Sorption and Desorption of CO2and CH4in Vitrinite- and Inertinite-Rich Polish Low-Rank Coal

Low-pressure sorption tests were carried out on samples of selected Polish bituminous coal in coal-methane and coal-carbon dioxide systems. The purpose was to determine the relationship between the petrographic composition of low-rank coal and the amount of gas stored in its porous structure and desorbed from it. The influence of the degree of coalification on the amount of sorbed gas was reduced to minimum, because isotherms of deposition and evacuation of gases were determined on the base coal samples and two concentrates of lithotypes, vitrain and durain, isolated from the original coal. It was found that the sorption capacity of carbon dioxide was related to the pertographic composition, but no such correlation was observed in regard to methane.

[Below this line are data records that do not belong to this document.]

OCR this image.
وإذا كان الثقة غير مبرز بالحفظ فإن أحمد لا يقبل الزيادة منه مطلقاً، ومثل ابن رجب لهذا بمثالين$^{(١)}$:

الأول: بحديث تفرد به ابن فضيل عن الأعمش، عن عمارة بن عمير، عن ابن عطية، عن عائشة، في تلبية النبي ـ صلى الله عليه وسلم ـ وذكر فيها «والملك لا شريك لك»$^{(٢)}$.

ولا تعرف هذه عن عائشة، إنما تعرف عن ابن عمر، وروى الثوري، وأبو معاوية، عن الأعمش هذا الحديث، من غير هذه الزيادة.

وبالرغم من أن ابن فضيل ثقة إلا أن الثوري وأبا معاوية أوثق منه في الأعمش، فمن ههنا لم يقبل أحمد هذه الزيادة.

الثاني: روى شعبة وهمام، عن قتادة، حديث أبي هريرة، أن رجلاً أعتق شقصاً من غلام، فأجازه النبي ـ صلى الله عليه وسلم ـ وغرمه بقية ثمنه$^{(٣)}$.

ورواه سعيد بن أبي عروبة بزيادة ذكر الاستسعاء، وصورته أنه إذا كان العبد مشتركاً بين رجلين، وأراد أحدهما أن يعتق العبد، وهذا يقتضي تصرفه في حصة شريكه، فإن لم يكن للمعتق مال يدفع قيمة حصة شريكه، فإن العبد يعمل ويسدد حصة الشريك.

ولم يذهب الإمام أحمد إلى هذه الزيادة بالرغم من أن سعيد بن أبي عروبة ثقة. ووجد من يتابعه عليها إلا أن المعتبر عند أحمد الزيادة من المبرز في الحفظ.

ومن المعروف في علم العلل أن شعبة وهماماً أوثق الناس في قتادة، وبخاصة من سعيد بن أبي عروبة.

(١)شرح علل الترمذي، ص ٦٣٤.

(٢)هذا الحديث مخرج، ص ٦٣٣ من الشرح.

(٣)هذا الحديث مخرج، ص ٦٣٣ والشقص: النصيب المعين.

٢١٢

Langmuir and Dubinin-Radushkevich sorption isotherms and the modified desorption model based on Langmuir equation were chosen. The applied equations gave a very good fit to the experimental data. Calculated parameters corresponding to free adsorption energy in the Dubinin-Radushkevich equation allow concluding on the independence of its mechanism from coal petrography and on the preference of carbon dioxide sorption. Calculated adsorption equilibrium constants in Langmuir's equation show variability with petrographic composition of coal and have lower values for methane than for carbon dioxide. It was shown that the size of the hysteresis loop depends on the petrographic composition of coal and increases with increase in vitrinite content for both sorbates, which was confirmed by values of areal hysteresis index and hysteresis parameter.

Automated summary

Low-pressure sorption tests on Polish bituminous coal samples in coal-methane and coal-carbon dioxide systems revealed a relationship between petrographic composition and gas sorption capacity, especially for carbon dioxide. Langmuir and Dubinin-Radushkevich sorption isotherms were used, showing a preference for carbon dioxide sorption. Hysteresis loop size was found to depend on petrographic composition, increasing with higher vitrinite content for both sorbates.